Indennità di frequenza solo se il minorenne va a scuola per almeno il 75% dell’orario

di Massimo Braghin

L'INPS, con il messaggio 728 del 30 gennaio 2015, fornisce chiarimenti su alcuni aspetti dell'indennità di frequenza, soprattutto per quanto concerne l'uniforme comportamento a livello territoriale.

La premessa in materia è doverosa e non può prescindere dal richiamo della fonte istitutiva in materia, ovvero la legge 289/1990, secondo la quale l'indennità mensile di frequenza è una prestazione economica, che viene erogata a seguito della presentazione di apposita istanza, ai fini del sostegno dell'inserimento scolastico e sociale di ragazzi con disabilità fino al compimento dei 18 anni. Trattandosi di una forma di assistenza sociale, occorre comunque che il reddito del soggetto rientri in determinate soglie annualmente rivalutate, affinché si abbia diritto all'indennità.

Le fattispecie analizzate dal messaggio in commento sono diverse, in quanto trovano riferimento sia in caso di frequenza di centri terapeutici, di riabilitazione e recupero, sia in caso di frequenza di scuole pubbliche o private. In caso di minore portatore di handicap, che debba avvalersi di cure riabilitative e di trattamenti terapeutici, la normativa prevede che l'indennità di frequenza mensile possa essere riconosciuta se il minore stesso si avvalga di strutture operanti in regime convenzionale. Ne deriva che, in caso di prestazioni, anche specialistiche, svolte al di fuori delle strutture convenzionate, l'indennità non viene riconosciuta. Inoltre, sempre ai fini del riconoscimento dell'indennità, la durata minima non può essere episodica, ma deve configurare una sostanziale continuità nella permanenza del minore presso i centri di recupero, conforme agli obiettivi di riabilitazione e recupero del soggetto.

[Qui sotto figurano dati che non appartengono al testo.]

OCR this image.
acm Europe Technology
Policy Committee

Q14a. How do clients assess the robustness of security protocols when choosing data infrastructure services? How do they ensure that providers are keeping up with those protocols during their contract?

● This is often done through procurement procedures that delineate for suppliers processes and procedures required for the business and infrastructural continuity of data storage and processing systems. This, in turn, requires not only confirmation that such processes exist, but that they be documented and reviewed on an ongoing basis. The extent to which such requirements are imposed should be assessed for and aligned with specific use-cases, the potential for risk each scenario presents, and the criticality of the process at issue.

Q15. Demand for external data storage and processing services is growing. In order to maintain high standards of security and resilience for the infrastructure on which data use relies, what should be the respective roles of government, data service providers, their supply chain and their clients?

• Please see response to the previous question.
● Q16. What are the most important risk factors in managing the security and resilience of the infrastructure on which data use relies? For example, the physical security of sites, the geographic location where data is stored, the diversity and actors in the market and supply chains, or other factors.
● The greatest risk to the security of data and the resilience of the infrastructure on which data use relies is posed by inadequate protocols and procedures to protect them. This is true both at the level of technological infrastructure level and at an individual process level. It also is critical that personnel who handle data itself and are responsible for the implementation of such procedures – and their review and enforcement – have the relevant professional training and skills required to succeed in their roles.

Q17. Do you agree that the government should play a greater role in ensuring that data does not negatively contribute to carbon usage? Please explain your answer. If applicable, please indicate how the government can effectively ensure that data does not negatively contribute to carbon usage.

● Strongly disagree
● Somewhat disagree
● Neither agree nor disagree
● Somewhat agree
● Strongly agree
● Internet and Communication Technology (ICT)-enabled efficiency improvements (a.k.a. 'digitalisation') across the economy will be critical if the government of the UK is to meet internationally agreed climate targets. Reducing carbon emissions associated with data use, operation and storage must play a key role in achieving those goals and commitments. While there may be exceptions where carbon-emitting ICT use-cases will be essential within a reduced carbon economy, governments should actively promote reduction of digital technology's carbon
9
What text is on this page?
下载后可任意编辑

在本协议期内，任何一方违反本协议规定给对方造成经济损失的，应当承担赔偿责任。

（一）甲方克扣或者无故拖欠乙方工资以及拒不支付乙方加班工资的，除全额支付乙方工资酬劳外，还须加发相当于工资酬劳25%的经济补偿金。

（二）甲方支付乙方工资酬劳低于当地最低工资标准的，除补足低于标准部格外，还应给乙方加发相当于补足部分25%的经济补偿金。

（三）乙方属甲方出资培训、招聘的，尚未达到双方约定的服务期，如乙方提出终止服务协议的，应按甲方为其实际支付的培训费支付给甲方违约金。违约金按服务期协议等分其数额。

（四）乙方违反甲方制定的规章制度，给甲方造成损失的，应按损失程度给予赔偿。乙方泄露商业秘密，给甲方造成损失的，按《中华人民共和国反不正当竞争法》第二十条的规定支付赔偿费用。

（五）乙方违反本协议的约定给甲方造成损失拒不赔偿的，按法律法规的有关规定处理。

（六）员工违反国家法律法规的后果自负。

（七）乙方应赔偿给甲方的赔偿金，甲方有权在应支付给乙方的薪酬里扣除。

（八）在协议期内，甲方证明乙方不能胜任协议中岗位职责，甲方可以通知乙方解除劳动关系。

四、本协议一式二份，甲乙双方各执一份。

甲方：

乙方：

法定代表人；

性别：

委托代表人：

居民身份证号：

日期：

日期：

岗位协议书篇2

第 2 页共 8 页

Relativamente, invece, all'ipotesi di minore iscritto alla scuola primaria o secondaria di primo e secondo grado, il requisito della frequenza si intende rispettato se la presenza è pari, di norma, ad almeno i 3/4 dell'orario scolastico annuale stabilito per legge. Nel caso invece di minore ospitato presso asili nido o strutture per l'infanzia, l'autodichiarazione di frequenza deve essere prodotta annualmente. Infine, in caso di prosecuzione della frequenza scolastica dai 16 ai 18 anni, e quindi di assolvimento dell'obbligo di istruzione, sempre con cadenza annuale si dovrà produrre un'autodichiarazione di frequenza.
Il messaggio in commento ricorda, infine, che l'indennità mensile di frequenza viene corrisposta per il periodo ottobre-giugno, ovvero per il periodo di durata del corso di studi, qualora sia differente dal comune calendario scolastico.

Sono previste, altresì, delle ipotesi di incompatibilità dell'indennità mensile di frequenza con altre forme a sostegno dei soggetti, ed in particolare di quelli con molteplici minorazioni. È infatti sancita l'incompatibilità dell'indennità mensile di frequenza, qualora il soggetto sia ricoverato presso le strutture convenzionate per periodi pari o superiori a 30 giorni con: indennità speciale per ciechi parziali, indennità di comunicazione, indennità di accompagnamento per ciechi assoluti e per invalidi civili.